I think he was stealing the 5S or the 5C.
The 5S is the...
I hope it wasn't the four.
They're giving those away almost for free now with the contract.
Hope he knew what he was doing.
To Andover, Kansas, Bob, you're on the Rush Limbaugh program with Mark Belling.
Thank you, Mark.
And I hope you had a blessed and merry Christmas and hope that the New Year is is better than this one was for you.
I had a very nice Christmas, and we hope that every year is going to be wonderful.
Yeah, I'm right.
It's Aerosmith.
No, I've never heard of Aerosmith.
Well the Beach Boys.
The Beach Boys are up there.
Brian Wilson was a genius.
And the treasure trove of music that they put out in the 60s and the early 70s was remarkable.
I Yeah, Rock and Rolls Rock and Roll stopped in the middle sixties.
No, it didn't.
No, it didn't.
Have you ever listened to you two?
See, here's the pro here's the problem with old goats like you and me, Bob.
We appreciate the 1960s.
We're not going to be able to do that.
I know.
Here the pro the problem with guys like us who keep listening to the exact same music that we listened to when we were when we are young is we become as closed-minded as the people out there on the left who presume that there's nothing good that ever could have been done.
I do think that the 60s and the 70s were the creative peak of rock and roll, but to pretend that Springsteen didn't exist and to pretend that some bands like the Rolling Stones didn't produce great things after that, or to ignore your s or ignore the opportunity to listen to Journey, that's as musically and culturally bigoted as people who say that they're never going to listen to country music because they think that it's too twangy.
Well, look what they've missed out on.
They're missing out right now on Carrie Underwood.
There's a lot of great stuff that are out there.
The reason I like Aero, by the way, you should know who how old are you, Bob?
Bob's still there?
I'm only 67.
Well, you know what?
Steven Tyler of Aerosmith's almost as old as you.
I think he's 64.
So they're not they're not as like young and newfangled as you may happen to think that they are.
They're just a great, great American rock and roll band who's stuck together with the original five members literally forever.

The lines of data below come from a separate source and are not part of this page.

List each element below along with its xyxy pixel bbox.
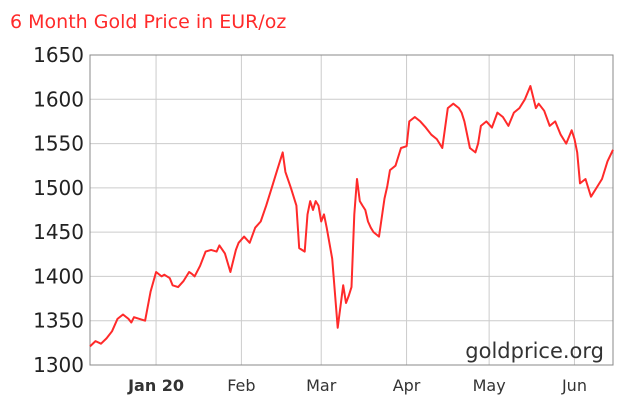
x-tick-label: Feb	[227, 376, 255, 395]
y-tick-label: 1300	[33, 353, 84, 377]
tick-layer: 1300 1350 1400 1450 1500 1550 1600 1650 Jan 20 Fe…	[33, 43, 587, 395]
y-tick-label: 1500	[33, 176, 84, 200]
chart-title: 6 Month Gold Price in EUR/oz	[10, 11, 286, 33]
series-line-gold-price	[89, 85, 614, 348]
x-tick-label: Apr	[393, 376, 421, 395]
y-tick-label: 1550	[33, 132, 84, 156]
x-tick-label: May	[473, 376, 506, 395]
y-tick-label: 1600	[33, 87, 84, 111]
x-tick-label: Jun	[561, 376, 587, 395]
x-tick-label: Mar	[306, 376, 337, 395]
y-tick-label: 1400	[33, 264, 84, 288]
grid-layer	[90, 54, 613, 366]
y-tick-label: 1450	[33, 220, 84, 244]
y-tick-label: 1650	[33, 43, 84, 67]
x-tick-label: Jan 20	[127, 376, 184, 395]
y-tick-label: 1350	[33, 309, 84, 333]
plot-frame	[89, 54, 614, 366]
watermark-text: goldprice.org	[465, 339, 604, 363]
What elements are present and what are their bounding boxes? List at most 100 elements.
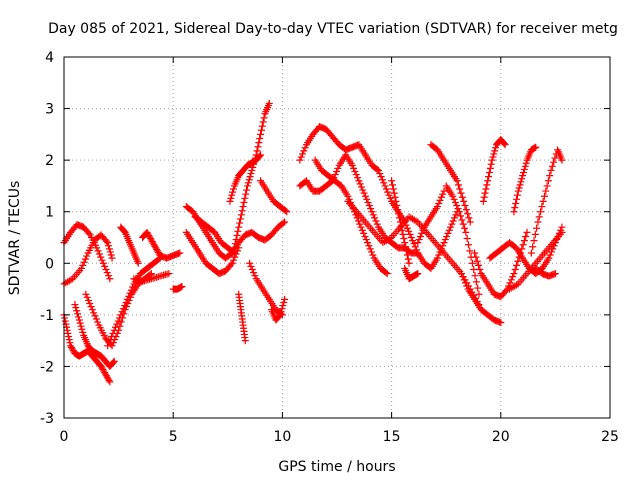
data-point (415, 236, 423, 244)
data-point (297, 153, 305, 161)
data-point (456, 185, 464, 193)
data-point (449, 217, 457, 225)
data-point (507, 276, 515, 284)
data-point (520, 237, 528, 245)
data-point (491, 147, 499, 155)
data-point (117, 311, 125, 319)
data-point (357, 183, 365, 191)
data-series (401, 264, 422, 283)
data-point (257, 130, 265, 138)
data-point (248, 265, 256, 273)
data-point (457, 189, 465, 197)
data-point (94, 247, 102, 255)
y-axis-label: SDTVAR / TECUs (7, 181, 23, 296)
data-point (226, 197, 234, 205)
data-point (471, 272, 479, 280)
data-point (369, 211, 377, 219)
data-point (466, 218, 474, 226)
data-point (472, 253, 480, 261)
data-series (442, 182, 483, 298)
data-point (265, 99, 273, 107)
data-point (453, 177, 461, 185)
data-series (532, 264, 559, 280)
data-point (361, 192, 369, 200)
data-series (71, 301, 118, 370)
data-point (356, 220, 364, 228)
data-point (74, 310, 82, 318)
plot-frame (63, 56, 611, 419)
x-tick-label: 0 (60, 429, 69, 445)
data-point (374, 166, 382, 174)
data-point (416, 232, 424, 240)
data-point (529, 243, 537, 251)
data-point (373, 220, 381, 228)
data-point (533, 224, 541, 232)
data-point (121, 302, 129, 310)
data-point (522, 232, 530, 240)
x-tick-label: 5 (169, 429, 178, 445)
data-point (229, 188, 237, 196)
data-point (357, 223, 365, 231)
data-series (130, 270, 173, 285)
data-point (519, 172, 527, 180)
data-point (390, 189, 398, 197)
data-point (63, 326, 71, 334)
data-point (489, 153, 497, 161)
data-point (333, 167, 341, 175)
data-point (228, 191, 236, 199)
data-point (550, 158, 558, 166)
data-point (455, 208, 463, 216)
data-point (435, 251, 443, 259)
data-points (60, 99, 566, 386)
data-point (522, 159, 530, 167)
data-point (433, 254, 441, 262)
data-point (473, 257, 481, 265)
data-point (356, 180, 364, 188)
data-point (298, 150, 306, 158)
data-point (548, 162, 556, 170)
data-point (106, 275, 114, 283)
x-tick-label: 10 (273, 429, 291, 445)
data-point (283, 208, 291, 216)
data-point (231, 240, 239, 248)
data-point (276, 311, 284, 319)
data-point (71, 301, 79, 309)
data-point (402, 243, 410, 251)
data-point (236, 215, 244, 223)
data-point (480, 193, 488, 201)
data-point (530, 237, 538, 245)
data-point (454, 181, 462, 189)
data-point (546, 251, 554, 259)
data-point (106, 248, 114, 256)
data-point (331, 171, 339, 179)
data-point (86, 300, 94, 308)
data-point (531, 230, 539, 238)
data-series (486, 223, 566, 278)
data-point (460, 276, 468, 284)
data-point (367, 205, 375, 213)
data-point (373, 165, 381, 173)
data-point (122, 298, 130, 306)
data-point (112, 323, 120, 331)
data-point (401, 239, 409, 247)
data-point (445, 226, 453, 234)
data-point (106, 378, 114, 386)
data-point (388, 181, 396, 189)
data-point (359, 186, 367, 194)
data-point (510, 270, 518, 278)
data-point (61, 317, 69, 325)
data-point (558, 156, 566, 164)
data-point (380, 179, 388, 187)
data-point (520, 169, 528, 177)
data-point (64, 329, 72, 337)
data-point (105, 242, 113, 250)
data-point (229, 185, 237, 193)
data-point (110, 326, 118, 334)
data-point (461, 202, 469, 210)
data-point (255, 139, 263, 147)
data-point (405, 259, 413, 267)
data-point (366, 245, 374, 253)
data-point (372, 217, 380, 225)
data-point (123, 295, 131, 303)
data-series (311, 156, 391, 278)
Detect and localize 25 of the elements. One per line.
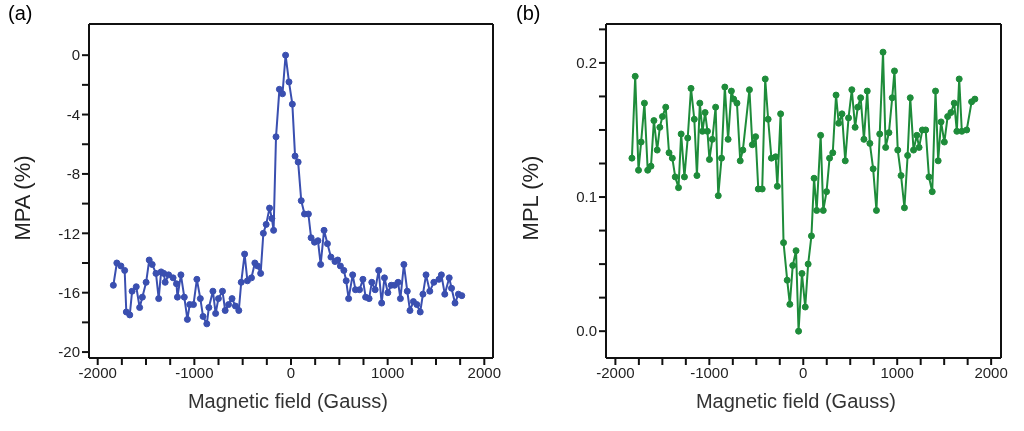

They put on a great show and their stuff's really good.
Um Aerosmith Beach Boys.
You guys have not come up with an alternative.
Chicago.
Oh man.
Once they started doing the ballads, Chicago Chicago.
The Jim Yeah, Jimmy Jimi Hendrix was truly creative.
He was outstanding.
There's no doubt about that.
Uh Jimi Hendricks, for better or for worse, didn't last very long.
He died.
Aerosmith mounted.
Cold blood.
Cold blood.
You don't mean cold play, cold blood.
You're a weirdo.
Uh, my name is Mark Belly.
I'm sitting in uh believe it or not, this is still the Rush Limbaugh program on the end.
Little Aerosmith to bring us out.
The end of the Christmas bumper music.
That's how we end the week.
Hope everybody had a great Christmas week, great Christmas season, and a great new year.
Mark Stein is going to be here at the beginning of the week, and at the beginning of the year, which is now very very soon.
Russia's going to be back.
We finally found out what it takes to get someone charged with the hate crime for taking part in the knockout game.
Conrad Barrett, Houston.
White guy sucker punched a black guy.
That's what makes it, I guess, a hate crime.
United States Tax Court rules against an MBA student seeking to deduct his business school tuition, claiming it was a legitimate business expense.
The tax court says just trying to get in business is not a legitimate business expense.
You actually have to be in business.
This is a good one.
You know that website for employees that McDonald's had that encourages you to be a good person and financial planning and all that stuff.
healthful living.
The Resource Center encouraged people not to eat a lot of fast food.
Don't eat cheeseburgers and fries all the time.
This was McDonald's telling their employees how to live more healthful lives.
I've got this one from today's Wall Street Journal.
McDonald's removes an employee website.
Somebody else has some explaining to do.
The difference between McDonald's and Obama is McDonald's knows when it's screwed up.